The figures, included in a May 17 letter from Scott Bloch, head of the Office of Special Counsel, to David Walker, head of the Government Accountability Office, indicate that the agency forwarded 26 whistleblower allegations to agencies or inspectors general for further investigation in fiscal 2004, compared with 14 in fiscal 2003. Bloch wrote the letter to update GAO on backlog reduction progress.
OSC moved roughly 10 percent of prohibited personnel practice complaints past an initial screening stage in both years, according to the letter. But from April 2004 to September 2004--months devoted to a major backlog reduction project--the agency referred 22 percent of personnel cases for further investigation.

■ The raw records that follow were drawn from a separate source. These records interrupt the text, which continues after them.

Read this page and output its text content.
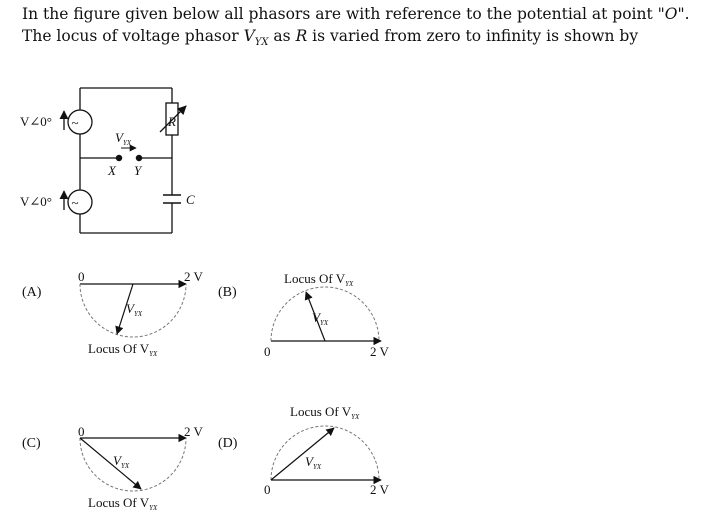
In the figure given below all phasors are with reference to the potential at point "O". The locus of voltage phasor $V_{YX}$ as R is varied from zero to infinity is shown by
~
~
V∠0°
V∠0°
R
C
X Y
$V_{YX}$
(A)
0	2 V
$V_{YX}$
Locus Of $V_{YX}$
(B)
Locus Of $V_{YX}$
$V_{YX}$
0	2 V
(C)
0	2 V
$V_{YX}$
Locus Of $V_{YX}$
(D)
Locus Of $V_{YX}$
$V_{YX}$
0	2 V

Critics have argued that Bloch, who took office in January 2004, disposed of a backlog of about 600 whistleblower disclosures and 330 prohibited personnel practice complaints by dismissing cases without adequate review. But the statistics show that OSC "did not superficially close meritorious cases during the backlog reduction efforts," the letter stated.
Figures in Tuesday's letter indicate that while the number of whistleblower allegations of mismanagement referred for agency or inspector general investigation grew by 12 in fiscal 2004, the number of cases processed also rose significantly, from 401 in fiscal 2003 to 1,154 in fiscal 2004. Consequently, the percentage of whistleblower cases forwarded for investigation decreased, from about 3.5 percent to 2.3 percent.

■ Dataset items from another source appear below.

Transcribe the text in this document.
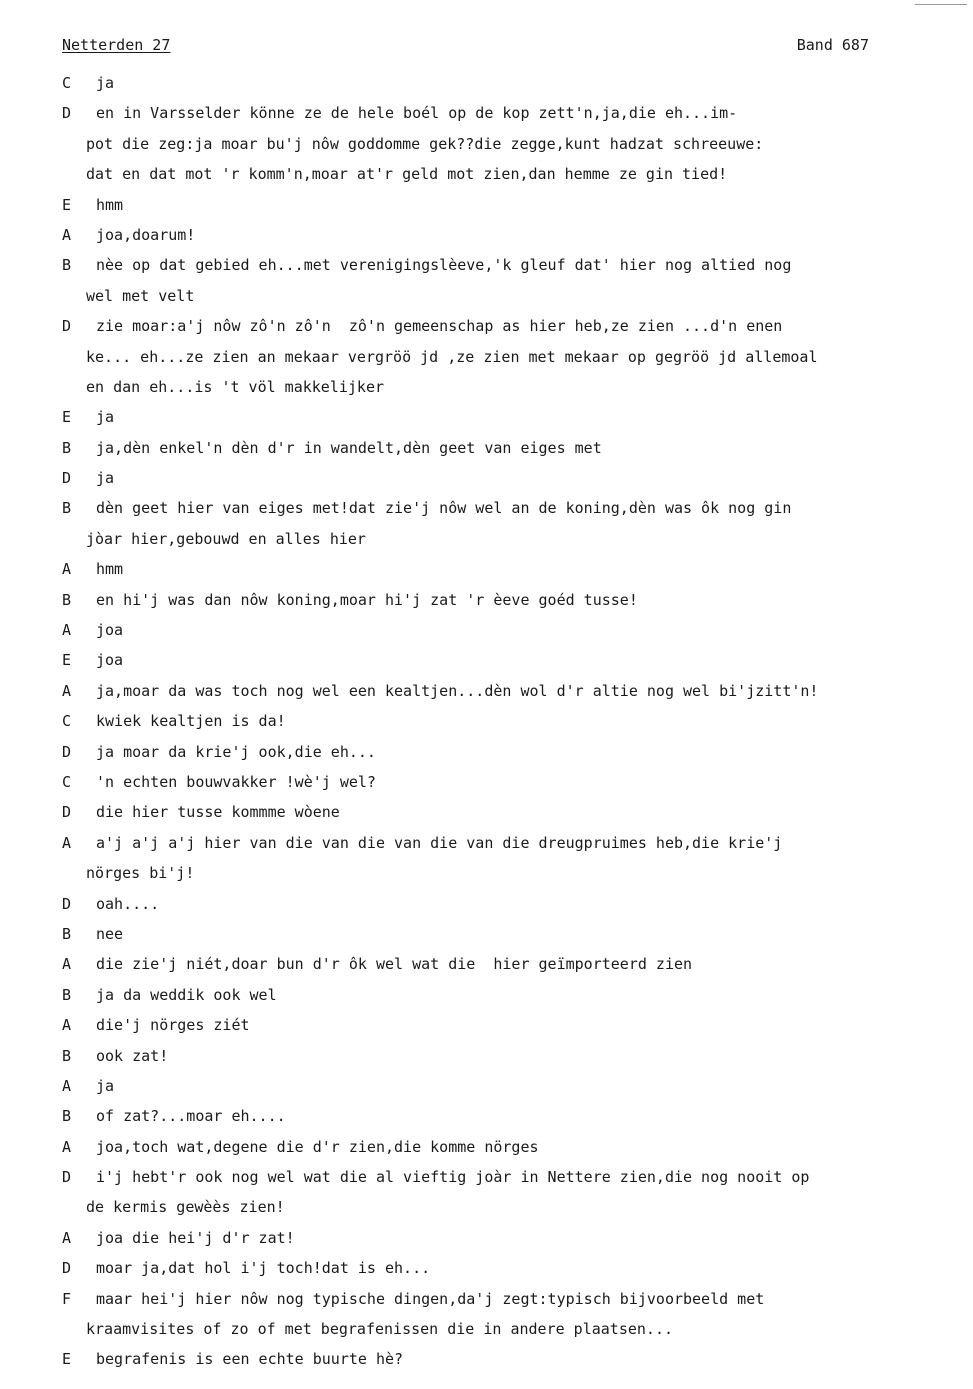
Netterden 27	Band 687
C	ja
D	en in Varsselder könne ze de hele boél op de kop zett'n,ja,die eh...im-
pot die zeg:ja moar bu'j nôw goddomme gek??die zegge,kunt hadzat schreeuwe:
dat en dat mot 'r komm'n,moar at'r geld mot zien,dan hemme ze gin tied!
E	hmm
A	joa,doarum!
B	nèe op dat gebied eh...met verenigingslèeve,'k gleuf dat' hier nog altied nog
wel met velt
D	zie moar:a'j nôw zô'n zô'n  zô'n gemeenschap as hier heb,ze zien ...d'n enen
ke... eh...ze zien an mekaar vergröö jd ,ze zien met mekaar op gegröö jd allemoal
en dan eh...is 't völ makkelijker
E	ja
B	ja,dèn enkel'n dèn d'r in wandelt,dèn geet van eiges met
D	ja
B	dèn geet hier van eiges met!dat zie'j nôw wel an de koning,dèn was ôk nog gin
jòar hier,gebouwd en alles hier
A	hmm
B	en hi'j was dan nôw koning,moar hi'j zat 'r èeve goéd tusse!
A	joa
E	joa
A	ja,moar da was toch nog wel een kealtjen...dèn wol d'r altie nog wel bi'jzitt'n!
C	kwiek kealtjen is da!
D	ja moar da krie'j ook,die eh...
C	'n echten bouwvakker !wè'j wel?
D	die hier tusse kommme wòene
A	a'j a'j a'j hier van die van die van die van die dreugpruimes heb,die krie'j
nörges bi'j!
D	oah....
B	nee
A	die zie'j niét,doar bun d'r ôk wel wat die  hier geïmporteerd zien
B	ja da weddik ook wel
A	die'j nörges ziét
B	ook zat!
A	ja
B	of zat?...moar eh....
A	joa,toch wat,degene die d'r zien,die komme nörges
D	i'j hebt'r ook nog wel wat die al vieftig joàr in Nettere zien,die nog nooit op
de kermis gewèès zien!
A	joa die hei'j d'r zat!
D	moar ja,dat hol i'j toch!dat is eh...
F	maar hei'j hier nôw nog typische dingen,da'j zegt:typisch bijvoorbeeld met
kraamvisites of zo of met begrafenissen die in andere plaatsen...
E	begrafenis is een echte buurte hè?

But the number of whistleblower disclosures passed along tells a more accurate story than the percentage, said James McVay, principal assistant to the special counsel. Bloch inherited about 500 whistleblower allegations that already had been assigned to the lowest of three priority levels and slated for dismissal, McVay said. Inclusion of these when calculating the referral rate artificially deflates the percentage for fiscal 2004, he said.
The 500 low-priority cases "should have been closed before," but were sitting in files "stacked up to the ceiling," McVay said. "We wanted to make sure that we finally cleaned up this problem."
A disclosure would be placed in the lowest of the three priority levels if the whistleblower failed to make an accusation of gross mismanagement, or lacked direct evidence of alleged illegal behavior. For instance, many whistleblowers report misuse of funds, McVay said. But a reported waste of $27.50, for example, would not meet the standard for "gross" abuse of taxpayer money.
OSC increased the number of cases referred for investigation in fiscal 2004 by loosening the threshold for determining if an allegation warrants further attention, McVay said. The agency formerly referred cases only if staff members found "clear and convincing" evidence to support the claim, he said. OSC now is forwarding cases if the allegation is "more likely true than not," or, in legal terminology, supported by a "preponderance of evidence." That is the standard that agencies use when investigating disclosures, he noted.
Prohibited personnel practice cases now pass an initial screening if the employee filing the complaint can tell a credible, coherent story, backed by basic supporting facts, McVay said.
"We continue to be impressed with the sincerity and pragmatism with which you and all your staff approach your jobs," wrote Rep. Tom Davis, R-Va., chair of the House Government Reform Committee, and Rep. Jon Porter, R-Nev., chair of the House Government Reform Subcommittee on the Federal Workforce, in a May 17 letter praising Bloch for his efforts to cut the backlog. The committee had requested an April 2004 GAO report analyzing the backlog problem, and had asked OSC for an update on attempts to resolve old cases.
The lawmakers acknowledged recent criticisms of Bloch's efforts, but noted that OSC invited a bipartisan group of congressional staff members to review cases that had been closed. The staff members visited Bloch's office three times, the legislators wrote, and "at the end of this period of review, one previously critical Senate staffer informed us: 'We have satisfied ourselves that they did not throw any folders into the Potomac.' "
But Jeff Ruch, executive director of Public Employees for Environmental Responsibility, a Washington-based advocacy group, said he has yet to hear any evidence that OSC is taking complaints seriously enough. He had not seen Bloch's May 17 letter, but said that an increase in the number of cases referred for further investigation isn't that meaningful.
"A referral is a good thing," Ruch said. "But the issue is whether or not … there's a thorough investigation that [OSC] has overseen."